26-11-2005, 12:13 | #1 |
agaclar.net
|
Subasar Orman Ekosistemlerinin karekteristikleri
Sayın Ercan Yeni'nin 1. Çevre ve Orman Şurasında sunduğu tebliğin tam metni BİZİM MANGROVE'LARIMIZ; SUBASAR ORMAN EKOSİSTEMLERİNİN KARAKTERİSTİKLERİ VE BU EKOSİSTEMLERİN KORUNMASINDA KARILAŞILAN SORUNLARIN ÇÖZÜM İLKELERİ 1.GİRİŞ Tropikal kuşağın subasar/sualtı Mangrove ormanlarının eşdeğeri olan subasar ormanlar ülkemizin bulunduğu ılıman kuşakta yok denecek kadar azdır. Ülkemiz kuşağımızın en geniş subasar orman ekosistemine sahiptir. Suyun varlığı ve devamlılığı bu ormanların temel sorunudur. Aynı zamanda, taban arazilerde yeralan bu ekosistemlerin üzerinde kurulduğu toprağın verimliliği nedeni ile arazi kullanım talebi de ayrı bir tehdit olarak algılanmaktadır. Avrupa'daki en büyük alüvyal-subasar ormanlar İğneada Longos Ormanları'dır.

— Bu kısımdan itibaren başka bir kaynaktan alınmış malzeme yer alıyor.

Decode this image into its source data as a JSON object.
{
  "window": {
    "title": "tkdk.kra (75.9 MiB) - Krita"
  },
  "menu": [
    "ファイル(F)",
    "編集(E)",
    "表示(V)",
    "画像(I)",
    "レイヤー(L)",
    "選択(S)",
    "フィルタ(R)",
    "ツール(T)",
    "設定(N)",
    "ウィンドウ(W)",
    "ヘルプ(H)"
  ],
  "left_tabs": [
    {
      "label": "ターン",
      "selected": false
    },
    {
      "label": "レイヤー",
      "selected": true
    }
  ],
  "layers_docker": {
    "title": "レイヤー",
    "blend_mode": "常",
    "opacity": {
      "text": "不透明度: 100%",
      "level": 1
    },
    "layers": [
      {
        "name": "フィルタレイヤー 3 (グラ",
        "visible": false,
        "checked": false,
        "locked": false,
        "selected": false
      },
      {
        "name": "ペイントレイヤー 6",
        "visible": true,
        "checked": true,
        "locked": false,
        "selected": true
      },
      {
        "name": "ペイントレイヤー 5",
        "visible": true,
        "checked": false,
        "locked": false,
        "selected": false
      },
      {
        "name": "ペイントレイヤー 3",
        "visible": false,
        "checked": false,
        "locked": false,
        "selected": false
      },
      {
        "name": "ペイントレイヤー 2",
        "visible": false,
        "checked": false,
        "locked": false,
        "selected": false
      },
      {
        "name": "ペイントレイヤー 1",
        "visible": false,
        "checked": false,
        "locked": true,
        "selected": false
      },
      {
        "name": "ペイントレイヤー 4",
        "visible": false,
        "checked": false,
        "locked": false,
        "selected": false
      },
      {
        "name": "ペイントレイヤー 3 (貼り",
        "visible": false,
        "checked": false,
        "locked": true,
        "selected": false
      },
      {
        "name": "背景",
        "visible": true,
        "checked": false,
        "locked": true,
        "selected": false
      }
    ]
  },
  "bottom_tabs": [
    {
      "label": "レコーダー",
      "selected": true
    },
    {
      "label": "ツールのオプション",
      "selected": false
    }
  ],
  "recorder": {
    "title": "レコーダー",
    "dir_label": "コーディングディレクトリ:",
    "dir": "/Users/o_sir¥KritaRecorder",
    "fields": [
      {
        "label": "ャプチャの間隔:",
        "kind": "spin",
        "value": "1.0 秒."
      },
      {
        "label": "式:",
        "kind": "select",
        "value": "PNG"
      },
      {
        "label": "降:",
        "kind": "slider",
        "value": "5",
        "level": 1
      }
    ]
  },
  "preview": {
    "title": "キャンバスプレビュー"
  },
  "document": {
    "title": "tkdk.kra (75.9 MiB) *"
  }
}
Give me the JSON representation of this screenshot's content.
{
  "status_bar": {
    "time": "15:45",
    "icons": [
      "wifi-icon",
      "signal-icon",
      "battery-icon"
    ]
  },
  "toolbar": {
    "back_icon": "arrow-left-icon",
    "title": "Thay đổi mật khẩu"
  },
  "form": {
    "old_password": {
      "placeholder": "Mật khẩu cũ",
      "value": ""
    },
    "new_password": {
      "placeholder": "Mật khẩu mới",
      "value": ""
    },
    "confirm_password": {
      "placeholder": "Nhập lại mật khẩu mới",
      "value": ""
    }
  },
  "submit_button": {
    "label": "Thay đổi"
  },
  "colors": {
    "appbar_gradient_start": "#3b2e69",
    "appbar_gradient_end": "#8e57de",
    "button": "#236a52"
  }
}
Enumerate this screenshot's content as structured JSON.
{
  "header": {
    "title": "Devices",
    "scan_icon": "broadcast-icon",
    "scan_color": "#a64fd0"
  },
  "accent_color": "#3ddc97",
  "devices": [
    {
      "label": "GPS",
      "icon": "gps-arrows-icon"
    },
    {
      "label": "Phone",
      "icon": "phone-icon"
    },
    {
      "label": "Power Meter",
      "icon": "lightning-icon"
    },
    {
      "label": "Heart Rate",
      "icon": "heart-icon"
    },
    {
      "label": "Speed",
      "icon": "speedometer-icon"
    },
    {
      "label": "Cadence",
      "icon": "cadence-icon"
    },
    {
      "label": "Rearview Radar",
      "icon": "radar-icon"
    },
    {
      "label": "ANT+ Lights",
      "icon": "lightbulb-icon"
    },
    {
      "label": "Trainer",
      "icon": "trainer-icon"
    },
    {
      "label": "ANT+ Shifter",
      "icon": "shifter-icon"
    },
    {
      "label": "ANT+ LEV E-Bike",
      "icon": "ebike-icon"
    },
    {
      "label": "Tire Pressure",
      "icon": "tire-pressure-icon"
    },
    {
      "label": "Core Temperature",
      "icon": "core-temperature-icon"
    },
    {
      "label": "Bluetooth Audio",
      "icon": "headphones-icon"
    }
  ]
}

Alanı yaklaşık olarak 1.800 ha. dır. 2. ALÜVYAL-SUBASAR ORMANLARIN ÖZELLİKLERİ İğneada Alüvyal-Subasar Longos Ormanları'nın oluşum süreci, dokusu, gelişimi, morfolojik özellikleri, suyun mekanik etkisi, kimyasal etkisi ve biyoçeşitlilik yönünden özellikleri aşağıdaki gibi sıralanabilir:
1)orman, 2)dere, 3)subasar alüvyal orman, 4)sazlık/bataklık saha, 5)göl, 6)kıyı bandı, 7)deniz ekosistemleri ile saha karakterize olur. Alüyyal ormanların bulunduğu yerlerin temel karakteristiğini yukarıdaki bileşenler oluşturmaktadır.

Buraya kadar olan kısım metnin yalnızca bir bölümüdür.